このロボコップというのが、実はベースがマフィアに殺された優秀な警察官(人間)。ロボット化された彼は圧倒的なパワーを駆使しながらオムニ社の命令通りにロボコップとして忠実に治安維持活動に励む。しかし、ある時から自分がまだ生存していた頃の記憶が徐々に甦るようになり、自分の存在と、自分の中に残っていた人間性のための戦いを始めることになる。
80年代後半に製作された本作が描いてみせた2010年はあまりにも垢抜けていない。しかし、テレビコマーシャルで無茶苦茶な未来商品を画面全体に押し出して笑いを誘う演出に見られるように、センスの良い演出技巧を織り交ぜることでうまくぼかし、2008年の我々においてもダサさを感じさせないことに成功している。
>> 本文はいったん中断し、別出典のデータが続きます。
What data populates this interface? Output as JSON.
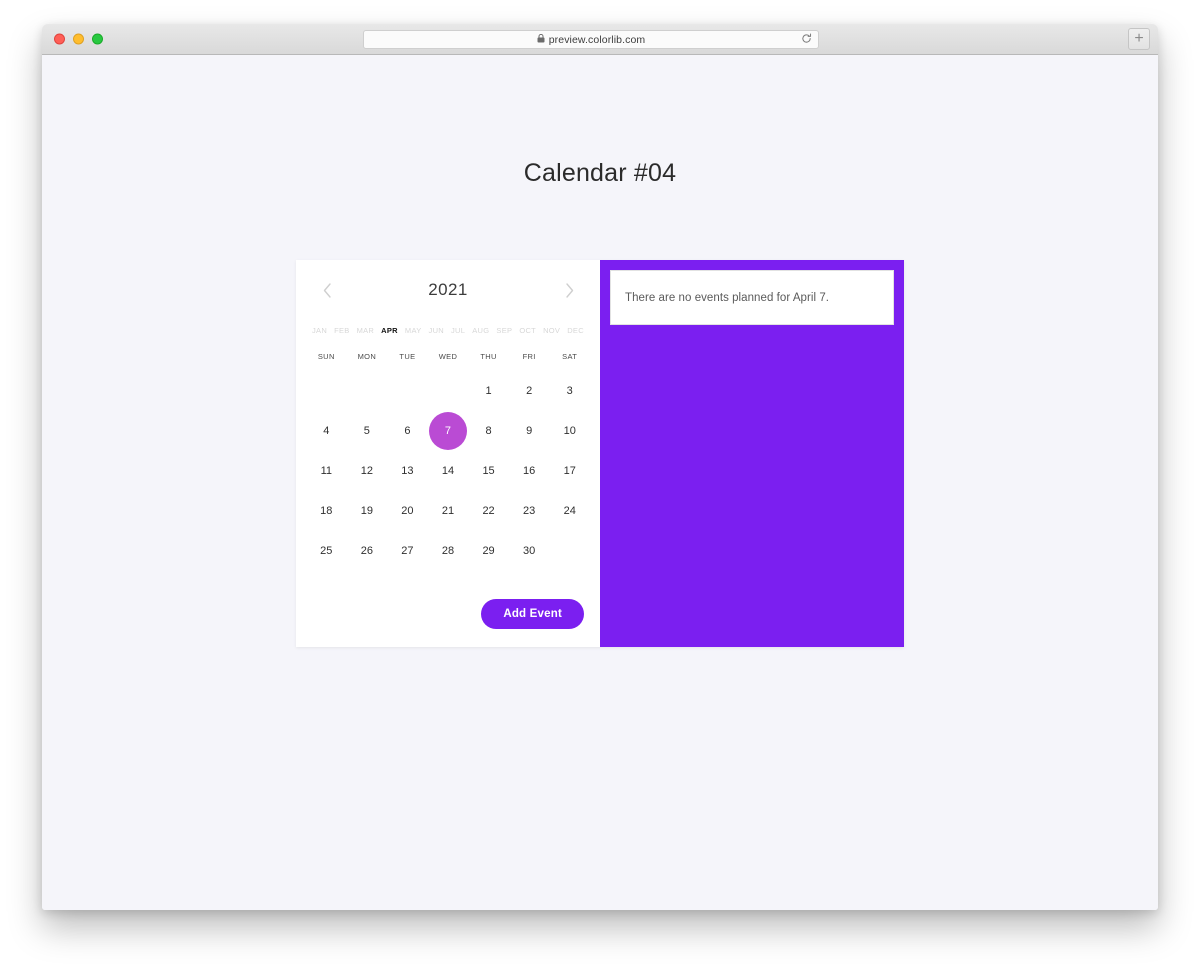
{
  "browser": {
    "url": "preview.colorlib.com",
    "lock_icon": "lock-icon",
    "reload_icon": "reload-icon",
    "newtab_label": "+",
    "traffic_lights": [
      "close",
      "minimize",
      "maximize"
    ]
  },
  "page": {
    "title": "Calendar #04",
    "background": "#f5f5fa"
  },
  "calendar": {
    "year": "2021",
    "prev_label": "‹",
    "next_label": "›",
    "months": [
      "JAN",
      "FEB",
      "MAR",
      "APR",
      "MAY",
      "JUN",
      "JUL",
      "AUG",
      "SEP",
      "OCT",
      "NOV",
      "DEC"
    ],
    "active_month": "APR",
    "active_month_index": 3,
    "weekdays": [
      "SUN",
      "MON",
      "TUE",
      "WED",
      "THU",
      "FRI",
      "SAT"
    ],
    "leading_blanks": 4,
    "days": [
      1,
      2,
      3,
      4,
      5,
      6,
      7,
      8,
      9,
      10,
      11,
      12,
      13,
      14,
      15,
      16,
      17,
      18,
      19,
      20,
      21,
      22,
      23,
      24,
      25,
      26,
      27,
      28,
      29,
      30
    ],
    "selected_day": 7,
    "selected_color": "#ba4bd4",
    "add_event_label": "Add Event",
    "accent_color": "#7b1ff0"
  },
  "events": {
    "message": "There are no events planned for April 7."
  }
}
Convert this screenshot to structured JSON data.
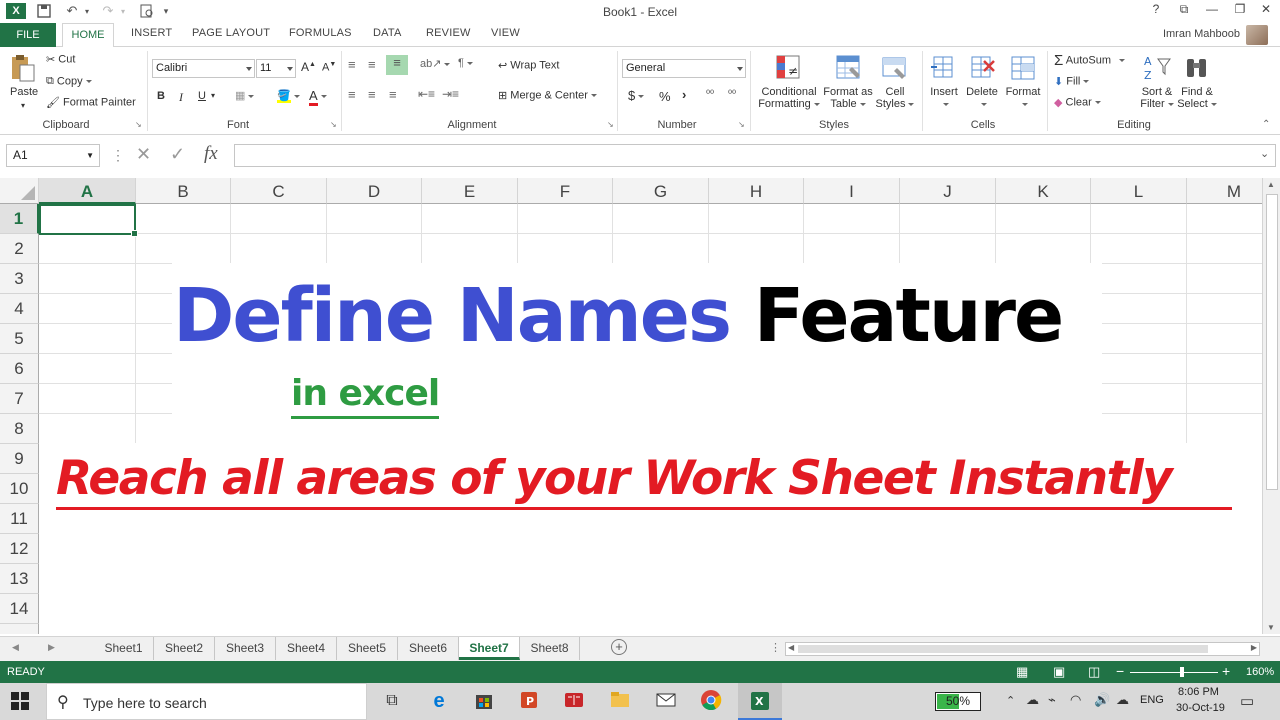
{
  "window": {
    "title": "Book1 - Excel"
  },
  "titlebar": {
    "help": "?",
    "restore": "⧉",
    "minimize": "—",
    "maximize": "❐",
    "close": "✕"
  },
  "user": {
    "name": "Imran Mahboob"
  },
  "tabs": [
    {
      "label": "FILE"
    },
    {
      "label": "HOME"
    },
    {
      "label": "INSERT"
    },
    {
      "label": "PAGE LAYOUT"
    },
    {
      "label": "FORMULAS"
    },
    {
      "label": "DATA"
    },
    {
      "label": "REVIEW"
    },
    {
      "label": "VIEW"
    }
  ],
  "ribbon": {
    "clipboard": {
      "paste": "Paste",
      "cut": "Cut",
      "copy": "Copy",
      "format_painter": "Format Painter",
      "label": "Clipboard"
    },
    "font": {
      "name": "Calibri",
      "size": "11",
      "bold": "B",
      "italic": "I",
      "underline": "U",
      "grow": "A",
      "shrink": "A",
      "font_color_glyph": "A",
      "label": "Font"
    },
    "alignment": {
      "wrap": "Wrap Text",
      "merge": "Merge & Center",
      "label": "Alignment"
    },
    "number": {
      "format": "General",
      "currency": "$",
      "percent": "%",
      "comma": "›",
      "inc_dec": "⁰⁰",
      "dec_dec": "⁰⁰",
      "label": "Number"
    },
    "styles": {
      "conditional1": "Conditional",
      "conditional2": "Formatting",
      "table1": "Format as",
      "table2": "Table",
      "cell1": "Cell",
      "cell2": "Styles",
      "label": "Styles"
    },
    "cells": {
      "insert": "Insert",
      "delete": "Delete",
      "format": "Format",
      "label": "Cells"
    },
    "editing": {
      "autosum": "AutoSum",
      "fill": "Fill",
      "clear": "Clear",
      "sort1": "Sort &",
      "sort2": "Filter",
      "find1": "Find &",
      "find2": "Select",
      "label": "Editing"
    }
  },
  "formula_bar": {
    "name_box": "A1",
    "fx": "fx",
    "value": ""
  },
  "columns": [
    "A",
    "B",
    "C",
    "D",
    "E",
    "F",
    "G",
    "H",
    "I",
    "J",
    "K",
    "L",
    "M"
  ],
  "rows": [
    "1",
    "2",
    "3",
    "4",
    "5",
    "6",
    "7",
    "8",
    "9",
    "10",
    "11",
    "12",
    "13",
    "14"
  ],
  "overlay": {
    "title_blue": "Define Names",
    "title_black": "Feature",
    "subtitle": "in excel",
    "tagline": "Reach all areas of your Work Sheet Instantly"
  },
  "sheets": [
    "Sheet1",
    "Sheet2",
    "Sheet3",
    "Sheet4",
    "Sheet5",
    "Sheet6",
    "Sheet7",
    "Sheet8"
  ],
  "active_sheet": "Sheet7",
  "statusbar": {
    "mode": "READY",
    "zoom": "160%"
  },
  "taskbar": {
    "search_placeholder": "Type here to search",
    "battery": "50%",
    "lang": "ENG",
    "time": "8:06 PM",
    "date": "30-Oct-19"
  },
  "colors": {
    "excel_green": "#217346",
    "title_blue": "#3f4fd1",
    "subtitle_green": "#2e9c42",
    "tagline_red": "#e31b23"
  }
}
ロボコップが、かつて自分を殺したマフィアを追いかける最中に、自分を造り上げたオムニ社が警察と犯罪組織双方と繋がっていて、黒幕としてマッチポンプの自作自演によって儲けるという腐敗の構造が明らかになるところは社会問題に対する風刺として作風にマッチさせて絶妙に表現できていた。このあたりは、警察の民営化やロボコップというロボット化されてしまう人間の哀しさと併せると大変に興味深い。
ヒーロー者としては、自分の存在をかけてほぼ単身で圧倒的な悪に戦いを挑むロボコップの孤独で哀愁な姿が西部劇的な魅力を滲み出している。総合的なアクション娯楽作品として、とてもB級とは思えない程の出来で、ヒットしたのが理解できる良作。